Blick Creative was asked to review the Deafblind Australia’s existing brand and website and create new ones. This project was a great fit for us, as we have more than a decade of experience in accessibility and inclusiveness and are becoming increasingly active in the not-for-profit and disability support space. Deafblind Australia had many important new requirements for the new look brand and website, which inspired us to develop several great concepts, which the client is still reviewing.
The experience has inspired me to reflect that it’s not only the end product that needs to meet its audience’s accessibility requirements – it’s the entire process. This is because to be truly, wholly inclusive, the process of design and content creation should involve the audience in every stage, from workshopping and concept development to design, build and review. For us, collaborating with a client means learning from one another, listening, and being open-minded and flexible.
After some discussion, the Blick team we decided that the most accessible way to present our design concepts to Deafblind Australia would be in the form of a website. This is because there are plenty of tools and ways to make websites accessible to all audiences, and to present and explain a diversity of items. Whereas while other mediums such as word documents and pdfs can be accessible, they can also be limited in the diversity of what can be demonstrated and also in user choice of engagement.
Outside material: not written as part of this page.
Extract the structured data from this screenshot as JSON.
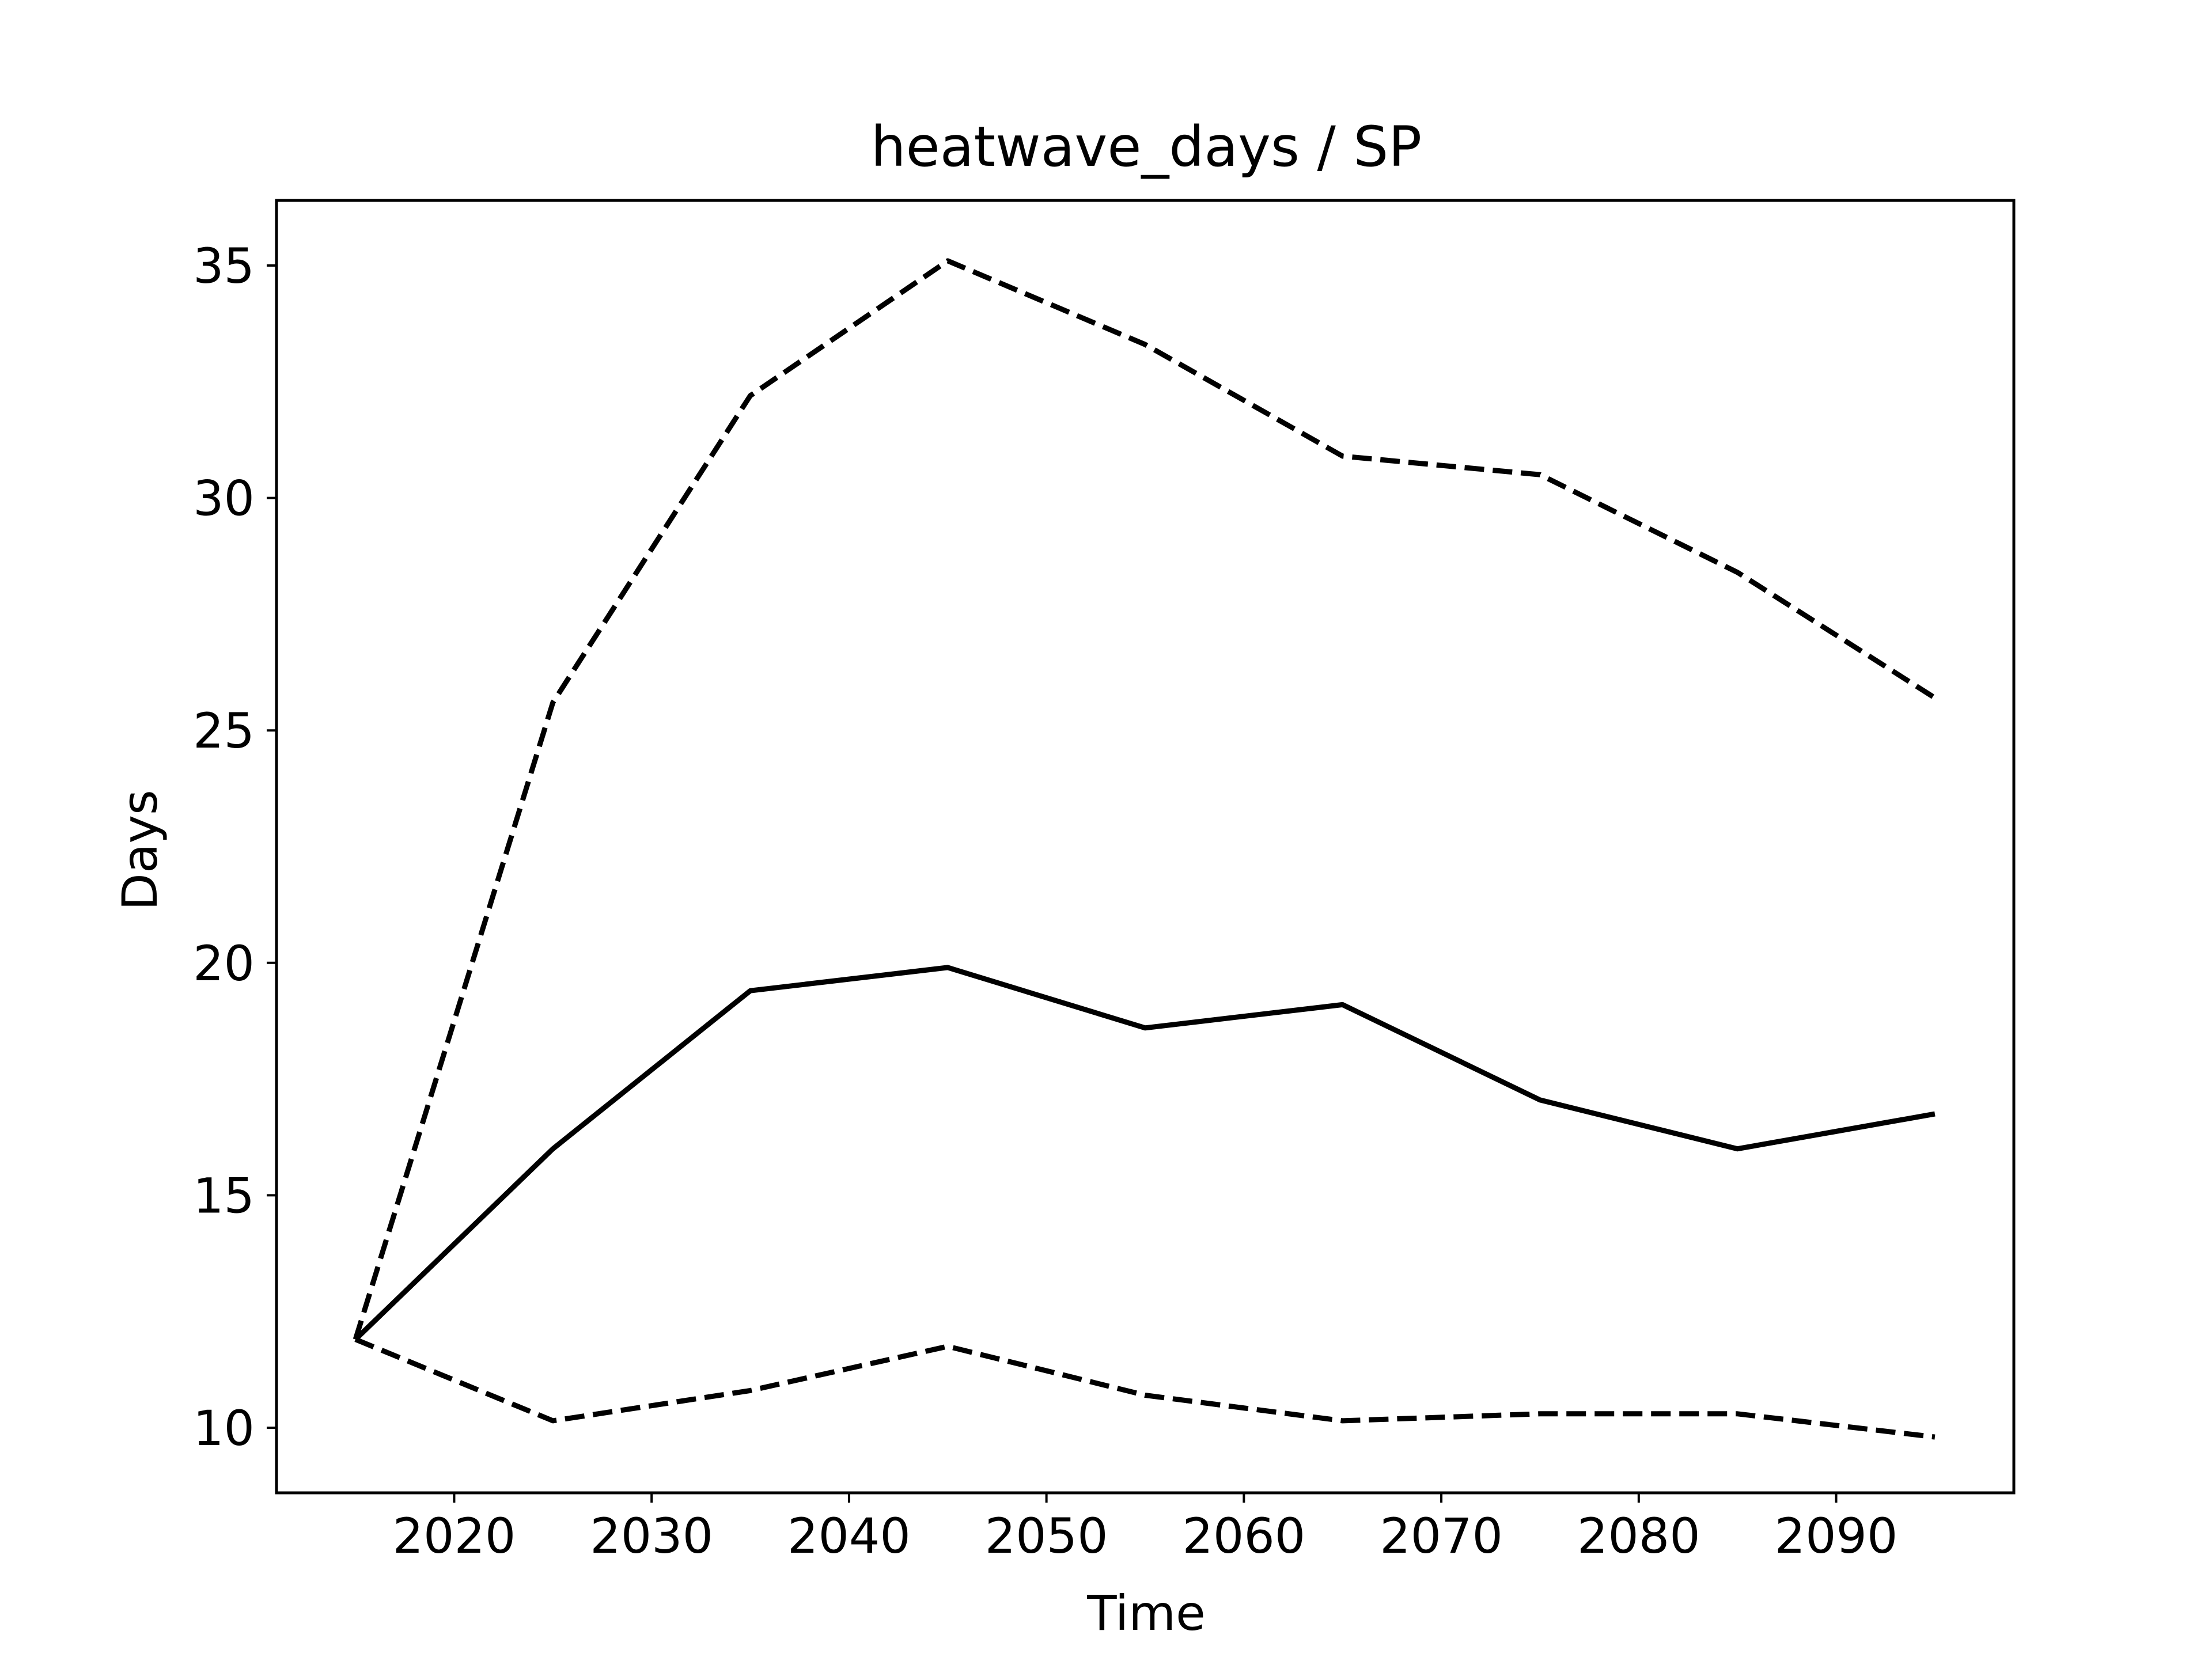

We uploaded three brand concepts to our website. We ensured it met AAA accessibility standards, wrote full descriptions of each item and included additional features such as text to speech and screen readers, so that the content could be absorbed in the way that best suits the individual.
The client was really impressed. So far, we’ve received fantastic feedback on the designs, and on the ways we presented them remotely. We can’t wait to share more on this project with you as it evolves.